A legal brief, signed by 32 Republican senators, was filed in the lawsuit brought by Florida and 20 other states against the Patient Protection and Affordable Care Act.

The senators contend that the congressionally approved requirement that people purchase health insurance oversteps the bounds of the commerce clause in the U.S. Constitution.

“Indeed, in more than 200 years of debate as to the proper scope of the Commerce Power, the Supreme Court has never suggested that the Commerce Power allows Congress to impose affirmative obligations on passive individuals, or to punish individuals for failing to purchase a particular product,” the legal brief states.

The brief further states, “Defendants would turn the Commerce Power into an impermissible federal police power.”

Brownback, who is the governor-elect, has vowed to fight the federal health care bill.

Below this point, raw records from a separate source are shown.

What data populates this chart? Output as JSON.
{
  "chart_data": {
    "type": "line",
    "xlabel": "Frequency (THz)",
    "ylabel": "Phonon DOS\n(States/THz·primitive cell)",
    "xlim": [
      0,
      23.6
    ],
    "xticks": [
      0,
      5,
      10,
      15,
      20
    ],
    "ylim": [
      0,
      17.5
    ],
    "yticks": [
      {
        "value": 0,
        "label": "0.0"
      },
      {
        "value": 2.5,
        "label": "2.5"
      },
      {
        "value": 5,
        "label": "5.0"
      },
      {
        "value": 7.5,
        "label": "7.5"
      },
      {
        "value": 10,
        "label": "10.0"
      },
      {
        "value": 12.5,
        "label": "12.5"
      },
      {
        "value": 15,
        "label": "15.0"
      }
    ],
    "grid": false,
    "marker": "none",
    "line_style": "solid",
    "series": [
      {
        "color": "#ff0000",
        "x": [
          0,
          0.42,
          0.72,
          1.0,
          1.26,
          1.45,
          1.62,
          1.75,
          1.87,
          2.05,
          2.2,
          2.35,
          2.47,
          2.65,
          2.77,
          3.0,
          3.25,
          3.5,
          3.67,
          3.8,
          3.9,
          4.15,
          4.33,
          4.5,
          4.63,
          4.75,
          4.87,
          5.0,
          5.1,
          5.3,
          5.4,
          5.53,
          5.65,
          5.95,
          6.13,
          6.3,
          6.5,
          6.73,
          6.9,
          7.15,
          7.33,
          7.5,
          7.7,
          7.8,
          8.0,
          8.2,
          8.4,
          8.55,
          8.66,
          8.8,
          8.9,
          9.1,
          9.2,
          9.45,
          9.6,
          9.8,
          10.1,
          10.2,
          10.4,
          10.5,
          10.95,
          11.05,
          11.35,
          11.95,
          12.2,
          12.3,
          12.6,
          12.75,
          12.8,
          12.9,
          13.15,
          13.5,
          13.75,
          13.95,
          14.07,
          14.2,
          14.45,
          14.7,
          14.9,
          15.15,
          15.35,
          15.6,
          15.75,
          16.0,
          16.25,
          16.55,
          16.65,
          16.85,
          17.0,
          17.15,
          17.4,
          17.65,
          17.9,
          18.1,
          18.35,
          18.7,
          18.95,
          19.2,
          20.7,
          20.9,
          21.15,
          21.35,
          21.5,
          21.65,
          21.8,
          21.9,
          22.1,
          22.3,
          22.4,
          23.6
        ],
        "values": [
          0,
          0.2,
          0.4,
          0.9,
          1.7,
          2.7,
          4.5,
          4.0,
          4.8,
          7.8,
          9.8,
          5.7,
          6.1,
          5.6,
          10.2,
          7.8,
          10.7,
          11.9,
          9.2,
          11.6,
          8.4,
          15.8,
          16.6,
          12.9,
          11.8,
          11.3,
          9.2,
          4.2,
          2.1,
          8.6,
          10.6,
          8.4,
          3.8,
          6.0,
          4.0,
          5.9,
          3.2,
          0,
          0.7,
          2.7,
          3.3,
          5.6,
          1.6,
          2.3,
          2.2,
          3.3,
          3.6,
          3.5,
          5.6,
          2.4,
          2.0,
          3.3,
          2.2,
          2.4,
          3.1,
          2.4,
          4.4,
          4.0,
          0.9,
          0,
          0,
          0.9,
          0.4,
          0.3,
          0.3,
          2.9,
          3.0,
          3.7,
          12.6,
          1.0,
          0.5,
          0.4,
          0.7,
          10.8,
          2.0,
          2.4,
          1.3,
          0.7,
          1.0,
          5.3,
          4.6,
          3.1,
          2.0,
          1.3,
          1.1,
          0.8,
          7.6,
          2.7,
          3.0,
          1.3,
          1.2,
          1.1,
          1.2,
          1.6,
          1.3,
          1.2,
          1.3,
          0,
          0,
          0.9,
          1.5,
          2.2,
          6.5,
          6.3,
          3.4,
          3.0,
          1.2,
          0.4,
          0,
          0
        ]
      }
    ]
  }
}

But the federal government has argued that Congress has broad power to regulate interstate commerce under the commerce clause and that the minimum coverage provision regulates conduct that has substantial effects on interstate commerce.

The penalty for not having insurance is an addition to an individual’s tax liability, thus it falls within Congress’ authority to levy taxes and make expenditures for the general welfare, the federal government argues.

U.S. District Judge Roger Vinson of Pensacola, Fla., will hear arguments in the case next month.

The senators’ brief was submitted by Carrie Serverino, chief counsel and policy director for the Washington, D.C.-based Judicial Crisis Network.